Als weiteres Verbraucherschutzelement ist am 18.7.2018 das Gesetz zur Einführung einer zivilprozessualen Musterfeststellungsklage in Kraft getreten.
1 Musterfeststellungsklage
Der VW-Diesel-Skandal war der Auslöser für die Einführung dieses neuen Verfahrens, das Parallelen mit der amerikanischen Sammelklage aufweist, aber dem deutschen Recht bisher unbekannt war. Diese Klageart wurde vom Gesetzgeber durch das "Gesetz zur Einführung einer zivilprozessualen Musterfeststellungsklage" v. 12.7.2018 eingeführt und hat v.a. zu Ergänzungen der Zivilprozessordnung (ZPO) geführt. Mit der Musterfeststellungsklage soll das Ungleichgewicht zwischen mächtigem Unternehmer und kleinem Verbraucher ausbalanciert werden. Ansprüche gegen Unternehmen, die sich unrechtmäßig verhalten, können so deutlich effektiver geltend gemacht werden. Die betroffenen Verbraucher brauchen keinen eigenen Anwalt, sondern können sich kostenlos zum Klageregister anmelden.
Prozesse
Der erste Prozess dieser Art, in dem sich die Verbraucherzentrale Bundesverband e. V. und der VW-Konzern vor dem OLG Braunschweig gegenüber standen, ist inzwischen durch Klagerücknahme, die Teil eines Vergleichs war, beendet.
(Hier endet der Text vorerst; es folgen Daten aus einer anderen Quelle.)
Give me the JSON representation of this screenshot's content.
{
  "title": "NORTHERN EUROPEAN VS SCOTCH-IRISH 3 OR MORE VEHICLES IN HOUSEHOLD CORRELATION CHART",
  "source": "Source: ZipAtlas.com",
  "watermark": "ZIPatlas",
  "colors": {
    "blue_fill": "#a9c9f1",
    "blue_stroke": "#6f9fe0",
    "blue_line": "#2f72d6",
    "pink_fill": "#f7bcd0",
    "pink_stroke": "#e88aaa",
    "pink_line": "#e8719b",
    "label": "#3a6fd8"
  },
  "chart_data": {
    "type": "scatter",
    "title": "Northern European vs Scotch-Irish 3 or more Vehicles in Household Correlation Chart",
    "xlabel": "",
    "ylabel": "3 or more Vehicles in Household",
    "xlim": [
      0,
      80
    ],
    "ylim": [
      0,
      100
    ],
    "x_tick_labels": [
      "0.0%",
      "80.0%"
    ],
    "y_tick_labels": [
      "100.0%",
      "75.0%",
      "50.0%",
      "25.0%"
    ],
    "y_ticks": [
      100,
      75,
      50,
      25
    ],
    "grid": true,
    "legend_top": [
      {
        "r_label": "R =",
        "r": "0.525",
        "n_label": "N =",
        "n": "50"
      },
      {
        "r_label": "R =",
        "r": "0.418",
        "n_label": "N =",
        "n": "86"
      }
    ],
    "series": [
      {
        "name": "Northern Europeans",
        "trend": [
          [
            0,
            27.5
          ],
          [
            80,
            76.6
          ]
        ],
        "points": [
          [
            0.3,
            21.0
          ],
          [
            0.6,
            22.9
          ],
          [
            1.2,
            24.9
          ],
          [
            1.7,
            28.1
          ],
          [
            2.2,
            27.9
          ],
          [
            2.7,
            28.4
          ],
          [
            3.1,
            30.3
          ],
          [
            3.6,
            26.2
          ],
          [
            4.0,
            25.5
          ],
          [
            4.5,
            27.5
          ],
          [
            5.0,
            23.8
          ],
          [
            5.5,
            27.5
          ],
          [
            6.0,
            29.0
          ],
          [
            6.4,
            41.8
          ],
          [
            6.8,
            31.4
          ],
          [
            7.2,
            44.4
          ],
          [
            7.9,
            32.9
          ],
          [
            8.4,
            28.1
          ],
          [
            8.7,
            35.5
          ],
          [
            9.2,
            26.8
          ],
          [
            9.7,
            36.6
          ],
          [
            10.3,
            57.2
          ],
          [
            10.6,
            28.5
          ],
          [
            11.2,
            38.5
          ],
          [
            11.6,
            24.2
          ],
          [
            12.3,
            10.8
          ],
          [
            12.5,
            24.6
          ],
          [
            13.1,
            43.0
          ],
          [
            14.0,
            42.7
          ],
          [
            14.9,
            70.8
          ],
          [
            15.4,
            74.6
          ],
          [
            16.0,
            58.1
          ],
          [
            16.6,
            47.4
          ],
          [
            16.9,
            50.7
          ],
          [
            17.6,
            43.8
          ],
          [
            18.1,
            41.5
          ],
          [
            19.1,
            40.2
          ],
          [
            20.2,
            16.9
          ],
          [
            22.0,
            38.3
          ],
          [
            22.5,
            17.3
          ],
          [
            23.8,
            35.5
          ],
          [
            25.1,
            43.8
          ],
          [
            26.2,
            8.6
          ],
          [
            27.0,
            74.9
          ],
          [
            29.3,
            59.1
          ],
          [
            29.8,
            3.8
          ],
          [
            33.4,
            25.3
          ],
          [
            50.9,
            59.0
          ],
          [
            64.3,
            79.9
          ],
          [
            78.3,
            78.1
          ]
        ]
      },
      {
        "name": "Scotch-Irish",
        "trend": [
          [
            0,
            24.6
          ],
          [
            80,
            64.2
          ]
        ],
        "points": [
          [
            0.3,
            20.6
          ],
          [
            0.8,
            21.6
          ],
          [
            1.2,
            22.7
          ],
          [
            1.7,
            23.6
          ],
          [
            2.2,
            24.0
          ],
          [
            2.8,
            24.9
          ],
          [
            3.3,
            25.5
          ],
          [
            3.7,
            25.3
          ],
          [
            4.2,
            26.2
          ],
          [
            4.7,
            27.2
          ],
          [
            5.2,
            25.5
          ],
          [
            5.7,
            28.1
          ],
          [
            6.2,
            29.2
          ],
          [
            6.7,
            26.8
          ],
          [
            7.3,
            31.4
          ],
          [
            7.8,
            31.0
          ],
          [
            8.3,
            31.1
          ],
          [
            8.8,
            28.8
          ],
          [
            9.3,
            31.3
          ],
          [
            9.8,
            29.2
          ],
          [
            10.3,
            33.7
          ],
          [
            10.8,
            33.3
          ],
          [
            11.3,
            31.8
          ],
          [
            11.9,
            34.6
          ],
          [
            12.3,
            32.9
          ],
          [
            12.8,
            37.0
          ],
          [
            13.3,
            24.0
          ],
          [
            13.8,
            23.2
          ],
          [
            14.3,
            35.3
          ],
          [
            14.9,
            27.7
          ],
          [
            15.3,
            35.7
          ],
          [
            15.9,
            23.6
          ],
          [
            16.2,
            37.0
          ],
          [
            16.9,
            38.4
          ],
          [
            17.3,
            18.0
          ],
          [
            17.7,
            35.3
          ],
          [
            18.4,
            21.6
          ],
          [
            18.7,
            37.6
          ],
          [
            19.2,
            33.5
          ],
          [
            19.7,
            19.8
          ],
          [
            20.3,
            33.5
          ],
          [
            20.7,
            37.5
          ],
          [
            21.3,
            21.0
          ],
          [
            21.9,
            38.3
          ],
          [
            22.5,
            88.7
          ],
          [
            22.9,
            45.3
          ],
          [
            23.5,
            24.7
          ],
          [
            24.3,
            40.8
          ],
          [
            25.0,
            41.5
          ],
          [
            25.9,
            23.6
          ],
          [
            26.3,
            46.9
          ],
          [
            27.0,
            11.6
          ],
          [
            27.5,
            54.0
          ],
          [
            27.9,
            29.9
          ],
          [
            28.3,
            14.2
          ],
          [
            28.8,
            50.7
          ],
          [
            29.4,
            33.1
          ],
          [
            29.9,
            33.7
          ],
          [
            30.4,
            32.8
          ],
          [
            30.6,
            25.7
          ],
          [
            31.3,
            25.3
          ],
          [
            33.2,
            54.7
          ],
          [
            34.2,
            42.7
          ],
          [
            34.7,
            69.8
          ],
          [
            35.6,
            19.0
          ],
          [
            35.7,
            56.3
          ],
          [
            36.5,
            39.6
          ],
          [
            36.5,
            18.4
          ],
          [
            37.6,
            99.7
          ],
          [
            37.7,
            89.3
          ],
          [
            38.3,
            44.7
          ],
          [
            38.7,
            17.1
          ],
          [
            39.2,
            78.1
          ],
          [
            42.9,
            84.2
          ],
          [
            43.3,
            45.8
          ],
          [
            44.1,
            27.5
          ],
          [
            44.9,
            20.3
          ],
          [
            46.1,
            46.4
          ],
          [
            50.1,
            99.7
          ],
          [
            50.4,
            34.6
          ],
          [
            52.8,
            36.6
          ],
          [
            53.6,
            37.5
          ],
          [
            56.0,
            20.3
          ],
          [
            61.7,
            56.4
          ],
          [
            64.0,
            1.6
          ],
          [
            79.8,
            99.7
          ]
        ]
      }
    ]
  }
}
Weitere Klagen, z.B. zu den Themen wie Mieterhöhung, Kontoführungsgebühren und unzulässigen Preisklauseln folgten.
1.1 Zulässigkeit
1.1.1 Gerichtliche Zuständigkeit
Für die Musterfeststellungsklage ist in erster Instanz sachlich immer das OLG zuständig (§ 119 Abs. 3 GVG), und zwar in örtlicher Hinsicht am allgemeinen Gerichtsstand des Beklagten, jedenfalls wenn er sich im Inland befindet (§ 32c ZPO).
1.1.2 Klagebefugnis
Nicht jeder kann eine Musterfeststellungsklage erheben. Aktivlegitimiert sind nur sog. qualifizierte Einrichtungen i. S. v. § 3 Abs. 1 S. 1 Nr. 1 UKlaG, also anerkannte und gelistete Verbraucherverbände mit der zusätzlichen Anforderung, dass sie
- entweder mehr als zehn Verbände oder mehr als 350 natürliche Personen als Mitglieder haben,
- seit mindestens vier Jahren in der Liste nach § 4 UKlaG oder dem Verzeichnis der Europäischen Kommission nach Art. 4 der RL 2009/22/EG des eingetragen sind,
- in der Hauptsache nicht gewerbsmäßig aufklärend oder beratend Verbraucherinteressen wahrnehmen,
- Musterfeststellungsklagen nicht zur Gewinnerzielung erheben,
- maximal in Höhe von 5 % von Unternehmen finanziert sind (§ 606 Abs. 1 ZPO).
1.2 Verfahren
Das Verfahren der Musterfeststellungsklage ist in §§ 606 ff. ZPO geregelt.
1.2.1 Anforderungen an Klage
In der Klageschrift muss nachgewiesen werden, dass
- die Klage von einem Verband eingereicht wird, der die o. g. Voraussetzungen erfüllt und
- dass der Klagegegenstand mindestens zehn Verbraucher betrifft.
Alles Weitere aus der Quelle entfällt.